Further, as Clinton herself has pointed out, she has emerged as the favorite of working-class white men, a cohort sometimes viewed as resistant to women politicians.

A better explanation of her misfortune? Running against a candidate whose talents they underestimated, Clinton and her campaign simply missed the boat. They badly misconceptualized the race, casting her as the prohibitive front-runner and inevitable winner. (Remember when CBS's Katie Couric asked Clinton how disappointed she would be if she didn't become the nominee, only to have Clinton insist, "Well, it will be me"?) Running that way creates a predictable backlash. Convinced she would prevail, Clinton ran a cautious, calculating campaign, emphasizing her Washington experience and attempting to finesse difficult issues, at a time when Democrats were hungry for change and eager for something bolder.

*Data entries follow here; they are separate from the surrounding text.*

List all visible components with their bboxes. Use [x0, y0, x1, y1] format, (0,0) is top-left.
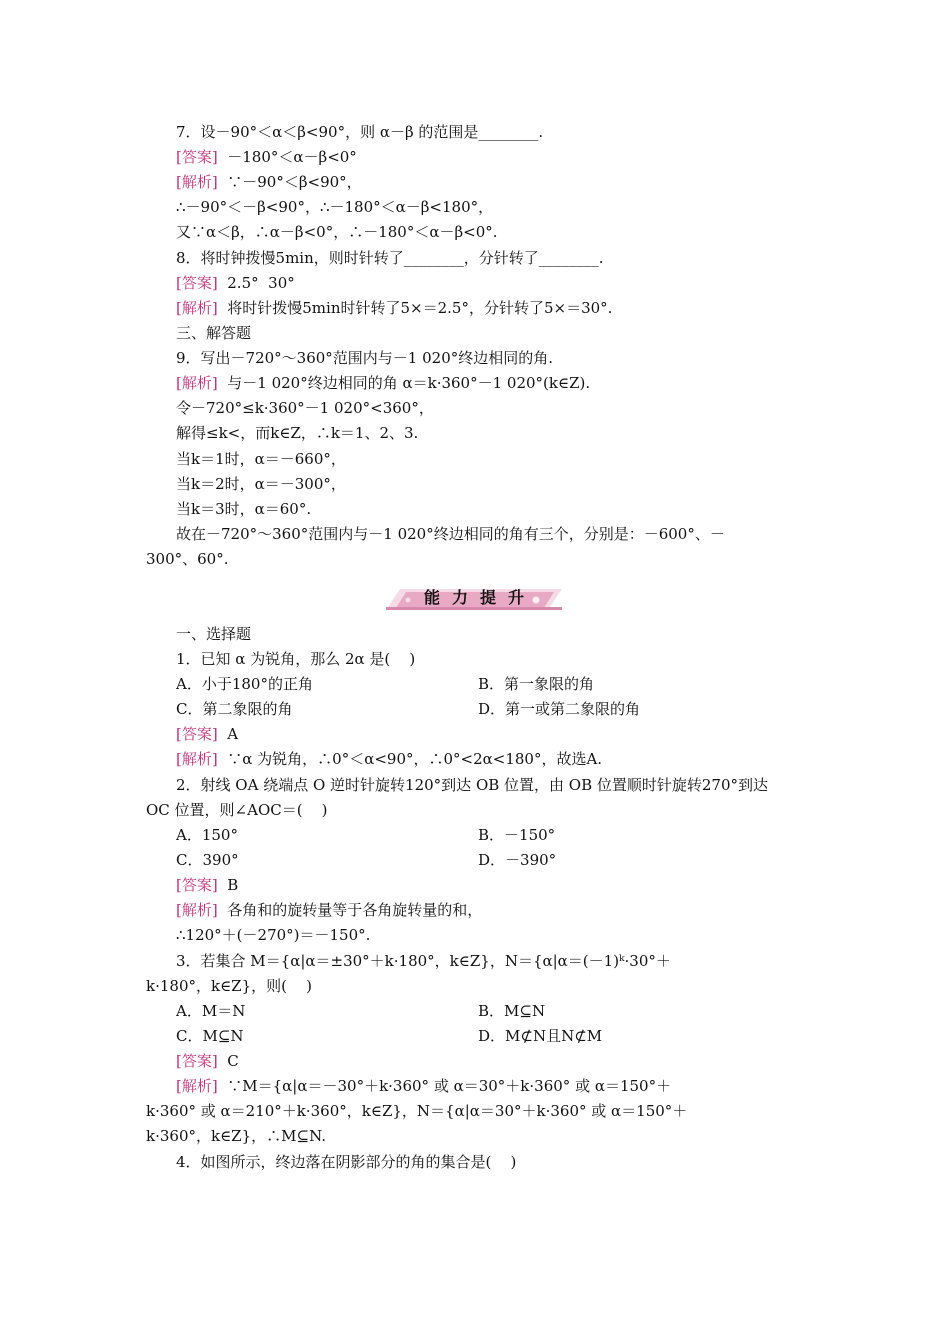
p2-option-d: D．－390°	[478, 851, 557, 869]
p1-option-b: B．第一象限的角	[478, 675, 595, 693]
p1-answer: A	[227, 725, 239, 743]
p2-stem-cont: OC 位置，则∠AOC＝( )	[146, 801, 328, 819]
p3-option-a: A．M＝N	[176, 1002, 246, 1020]
analysis-tag: [解析]	[176, 901, 218, 919]
q7-analysis-line-1: ∴－90°＜－β<90°，∴－180°＜α－β<180°，	[176, 198, 494, 216]
q7-answer: －180°＜α－β<0°	[227, 148, 357, 166]
p1-option-d: D．第一或第二象限的角	[478, 700, 641, 718]
p3-option-d: D．M⊄N且N⊄M	[478, 1027, 603, 1045]
q8-answer-line	[176, 271, 838, 296]
answer-tag: [答案]	[176, 876, 218, 894]
p3-analysis-line-2: k·360°，k∈Z}，∴M⊆N.	[146, 1127, 327, 1145]
p2-option-a: A．150°	[176, 826, 238, 844]
p3-analysis-line	[176, 1074, 838, 1099]
p1-analysis: ∵α 为锐角，∴0°＜α<90°，∴0°<2α<180°，故选A.	[227, 750, 603, 768]
answer-tag: [答案]	[176, 274, 218, 292]
p1-option-a: A．小于180°的正角	[176, 675, 313, 693]
analysis-tag: [解析]	[176, 173, 218, 191]
q9-analysis: 与－1 020°终边相同的角 α＝k·360°－1 020°(k∈Z).	[227, 374, 591, 392]
q9-line-5: 当k＝3时，α＝60°.	[176, 500, 312, 518]
answer-tag: [答案]	[176, 148, 218, 166]
p3-stem-cont: k·180°，k∈Z}，则( )	[146, 977, 312, 995]
q7-analysis-line	[176, 170, 838, 195]
analysis-tag: [解析]	[176, 299, 218, 317]
p1-stem: 1．已知 α 为锐角，那么 2α 是( )	[176, 650, 416, 668]
analysis-tag: [解析]	[176, 1077, 218, 1095]
section-banner	[386, 586, 562, 610]
q8-analysis: 将时针拨慢5min时针转了5×＝2.5°，分针转了5×＝30°.	[227, 299, 613, 317]
answer-tag: [答案]	[176, 725, 218, 743]
q7-analysis: ∵－90°＜β<90°，	[227, 173, 362, 191]
p2-option-b: B．－150°	[478, 826, 556, 844]
q9-analysis-line	[176, 371, 838, 396]
p1-answer-line	[176, 722, 838, 747]
section-heading-3: 三、解答题	[176, 324, 252, 342]
p2-answer-line	[176, 873, 838, 898]
p2-stem: 2．射线 OA 绕端点 O 逆时针旋转120°到达 OB 位置，由 OB 位置顺时针旋转270°到达	[176, 776, 769, 794]
p4-stem: 4．如图所示，终边落在阴影部分的角的集合是( )	[176, 1153, 517, 1171]
q9-line-3: 当k＝1时，α＝－660°，	[176, 450, 346, 468]
q8-stem: 8．将时钟拨慢5min，则时针转了________，分针转了________.	[176, 249, 604, 267]
q9-line-6: 故在－720°～360°范围内与－1 020°终边相同的角有三个，分别是：－600°、－	[176, 525, 725, 543]
answer-tag: [答案]	[176, 1052, 218, 1070]
q9-stem: 9．写出－720°～360°范围内与－1 020°终边相同的角.	[176, 349, 554, 367]
p2-analysis: 各角和的旋转量等于各角旋转量的和，	[227, 901, 483, 919]
q9-line-2: 解得≤k<，而k∈Z，∴k＝1、2、3.	[176, 424, 419, 442]
p3-option-b: B．M⊆N	[478, 1002, 546, 1020]
analysis-tag: [解析]	[176, 750, 218, 768]
p2-analysis-line	[176, 898, 838, 923]
p3-analysis: ∵M＝{α|α＝－30°＋k·360° 或 α＝30°＋k·360° 或 α＝150°＋	[227, 1077, 672, 1095]
p3-analysis-line-1: k·360° 或 α＝210°＋k·360°，k∈Z}，N＝{α|α＝30°＋k·360° 或 α＝150°＋	[146, 1102, 688, 1120]
q9-line-1: 令－720°≤k·360°－1 020°<360°，	[176, 399, 434, 417]
q9-line-4: 当k＝2时，α＝－300°，	[176, 475, 346, 493]
q7-analysis-line-2: 又∵α＜β，∴α－β<0°，∴－180°＜α－β<0°.	[176, 223, 498, 241]
p3-answer-line	[176, 1049, 838, 1074]
p3-stem: 3．若集合 M＝{α|α＝±30°＋k·180°，k∈Z}，N＝{α|α＝(－1)ᵏ·30°＋	[176, 952, 671, 970]
p2-answer: B	[227, 876, 239, 894]
p3-option-c: C．M⊆N	[176, 1027, 244, 1045]
q8-answer: 2.5° 30°	[227, 274, 295, 292]
q7-stem: 7．设－90°＜α＜β<90°，则 α－β 的范围是________.	[176, 123, 544, 141]
banner-title: 能力提升	[423, 588, 536, 607]
section-heading-1: 一、选择题	[176, 625, 252, 643]
q9-line-7: 300°、60°.	[146, 550, 229, 568]
analysis-tag: [解析]	[176, 374, 218, 392]
p1-option-c: C．第二象限的角	[176, 700, 293, 718]
p2-option-c: C．390°	[176, 851, 239, 869]
q7-answer-line	[176, 145, 838, 170]
p3-answer: C	[227, 1052, 239, 1070]
p2-analysis-line-1: ∴120°＋(－270°)＝－150°.	[176, 926, 371, 944]
p1-analysis-line	[176, 747, 838, 772]
q8-analysis-line	[176, 296, 838, 321]
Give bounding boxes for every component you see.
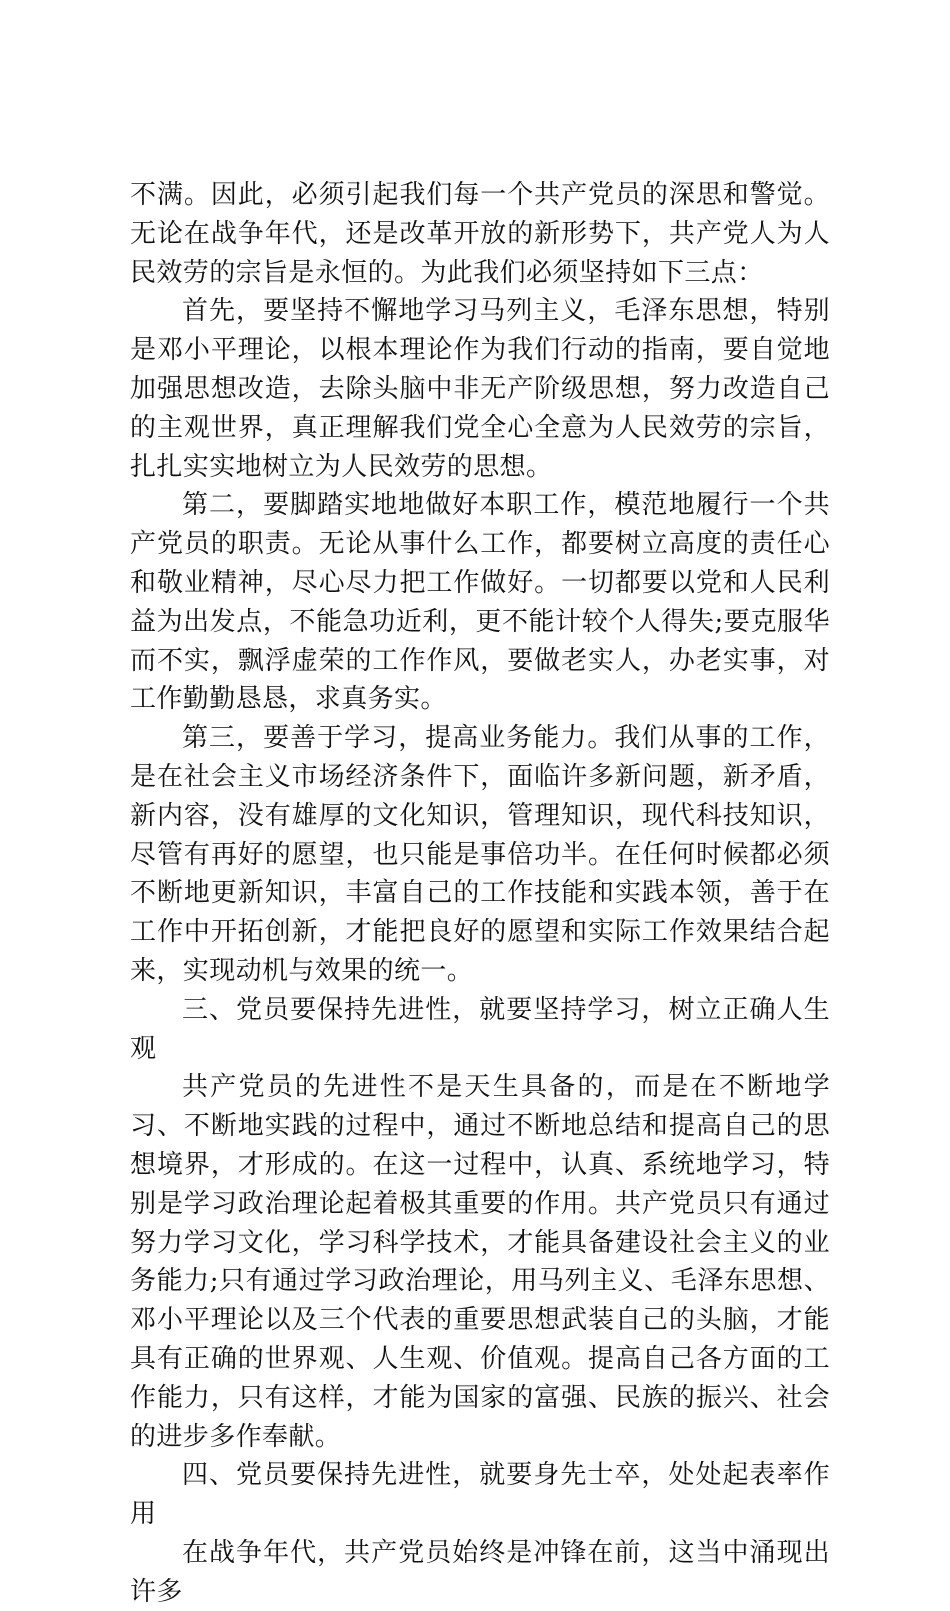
paragraph-6: 在战争年代，共产党员始终是冲锋在前，这当中涌现出许多	[130, 1537, 830, 1607]
section-heading-3: 三、党员要保持先进性，就要坚持学习，树立正确人生观	[130, 994, 830, 1064]
document-body	[130, 176, 830, 1611]
paragraph-2: 首先，要坚持不懈地学习马列主义，毛泽东思想，特别是邓小平理论，以根本理论作为我们行动的指南，要自觉地加强思想改造，去除头脑中非无产阶级思想，努力改造自己的主观世界，真正理解我们党全心全意为人民效劳的宗旨，扎扎实实地树立为人民效劳的思想。	[130, 296, 830, 482]
paragraph-3: 第二，要脚踏实地地做好本职工作，模范地履行一个共产党员的职责。无论从事什么工作，都要树立高度的责任心和敬业精神，尽心尽力把工作做好。一切都要以党和人民利益为出发点，不能急功近利，更不能计较个人得失;要克服华而不实，飘浮虚荣的工作作风，要做老实人，办老实事，对工作勤勤恳恳，求真务实。	[130, 490, 830, 715]
paragraph-1: 不满。因此，必须引起我们每一个共产党员的深思和警觉。无论在战争年代，还是改革开放的新形势下，共产党人为人民效劳的宗旨是永恒的。为此我们必须坚持如下三点：	[130, 180, 830, 288]
section-heading-4: 四、党员要保持先进性，就要身先士卒，处处起表率作用	[130, 1460, 830, 1530]
paragraph-4: 第三，要善于学习，提高业务能力。我们从事的工作，是在社会主义市场经济条件下，面临许多新问题，新矛盾，新内容，没有雄厚的文化知识，管理知识，现代科技知识，尽管有再好的愿望，也只能是事倍功半。在任何时候都必须不断地更新知识，丰富自己的工作技能和实践本领，善于在工作中开拓创新，才能把良好的愿望和实际工作效果结合起来，实现动机与效果的统一。	[130, 723, 830, 986]
paragraph-5: 共产党员的先进性不是天生具备的，而是在不断地学习、不断地实践的过程中，通过不断地总结和提高自己的思想境界，才形成的。在这一过程中，认真、系统地学习，特别是学习政治理论起着极其重要的作用。共产党员只有通过努力学习文化，学习科学技术，才能具备建设社会主义的业务能力;只有通过学习政治理论，用马列主义、毛泽东思想、邓小平理论以及三个代表的重要思想武装自己的头脑，才能具有正确的世界观、人生观、价值观。提高自己各方面的工作能力，只有这样，才能为国家的富强、民族的振兴、社会的进步多作奉献。	[130, 1072, 830, 1452]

Team Clinton's other failings are well documented. They didn't pay enough attention to the caucus states. Expecting to wrap the nomination up on Super Tuesday, they failed to plan adequately for the contests beyond. While Obama used the Internet to build a huge base of smaller donors, Clinton's team relied for too long on big contributors. Meanwhile, Bill Clinton's finger-wagging outbursts and his dismissive comments about Obama's South Carolina victory thrust him into the forefront, sparking renewed Clinton fatigue and alienating black voters.

Bluntly put, it wasn't sexism that has brought Clinton to her current plight. Rather, Obama and his team have out-thought, out-sought, and out-fought Clinton and hers. As a candidate, Clinton is smart and tough - but Obama has proved the one who better met the moment.